Jiang Yueshu respondeu: 【Que coincidência!】

【Estou comendo agora~ a enfermeira-chefe pagou o KFC.】

De repente, ele enviou outra mensagem: 【Feliz aniversário.】

Jiang Yueshu ficou surpresa, pensando como ele sabia.

XFZ.: 【Foi no seu círculo de amigos do ano passado, neste mesmo dia.】

Ela então entendeu.

Sentado na varanda do pátio dos fundos do prédio principal, Xie Fengze sorriu ao ver o emoji que ela enviou.

Ele não descobriu o aniversário pelo círculo de amigos, mas nas horas em que estiveram sozinhos, tinha lido todas as postagens dela.
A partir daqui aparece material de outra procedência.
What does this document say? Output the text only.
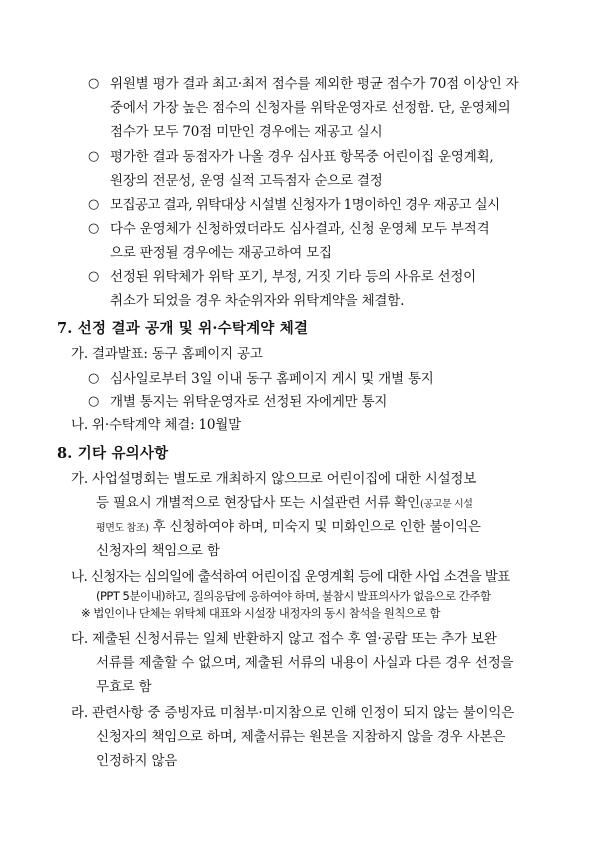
○ 위원별 평가 결과 최고·최저 점수를 제외한 평균 점수가 70점 이상인 자
중에서 가장 높은 점수의 신청자를 위탁운영자로 선정함. 단, 운영체의
점수가 모두 70점 미만인 경우에는 재공고 실시
○ 평가한 결과 동점자가 나올 경우 심사표 항목중 어린이집 운영계획,
원장의 전문성, 운영 실적 고득점자 순으로 결정
○ 모집공고 결과, 위탁대상 시설별 신청자가 1명이하인 경우 재공고 실시
○ 다수 운영체가 신청하였더라도 심사결과, 신청 운영체 모두 부적격
으로 판정될 경우에는 재공고하여 모집
○ 선정된 위탁체가 위탁 포기, 부정, 거짓 기타 등의 사유로 선정이
취소가 되었을 경우 차순위자와 위탁계약을 체결함.
7. 선정 결과 공개 및 위·수탁계약 체결
가. 결과발표: 동구 홈페이지 공고
○ 심사일로부터 3일 이내 동구 홈페이지 게시 및 개별 통지
○ 개별 통지는 위탁운영자로 선정된 자에게만 통지
나. 위·수탁계약 체결: 10월말
8. 기타 유의사항
가. 사업설명회는 별도로 개최하지 않으므로 어린이집에 대한 시설정보
등 필요시 개별적으로 현장답사 또는 시설관련 서류 확인(공고문 시설
평면도 참조) 후 신청하여야 하며, 미숙지 및 미화인으로 인한 불이익은
신청자의 책임으로 함
나. 신청자는 심의일에 출석하여 어린이집 운영계획 등에 대한 사업 소견을 발표
(PPT 5분이내)하고, 질의응답에 응하여야 하며, 불참시 발표의사가 없음으로 간주함
※ 법인이나 단체는 위탁체 대표와 시설장 내정자의 동시 참석을 원칙으로 함
다. 제출된 신청서류는 일체 반환하지 않고 접수 후 열·공람 또는 추가 보완
서류를 제출할 수 없으며, 제출된 서류의 내용이 사실과 다른 경우 선정을
무효로 함
라. 관련사항 중 증빙자료 미첨부·미지참으로 인해 인정이 되지 않는 불이익은
신청자의 책임으로 하며, 제출서류는 원본을 지참하지 않을 경우 사본은
인정하지 않음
XFZ.: 【Tem muita gente no plantão?】

Jiang Yueshu, com a coxa de frango na boca, limpou as mãos e respondeu digitando: 【Não, só eu e a enfermeira-chefe à noite~】

XFZ.: 【Entendi.】

Ela olhou para o relógio, quase dez horas: 【Você vai entregar o celular?】

XFZ.: 【Não.】

【Hoje é seu aniversário, quero passar mais tempo com você.】

Jiang Yueshu sorriu: 【Sério?】

Embora não entendesse muito, sabia que o exército tinha regras rígidas e não permitia tratamento especial.

XFZ.: 【Sério.】

【Pode ficar tranquila, eu sei o que faço.】

Eles conversavam de forma descontraída; o KFC foi devorado rapidamente e quem tinha que sair, foi para casa.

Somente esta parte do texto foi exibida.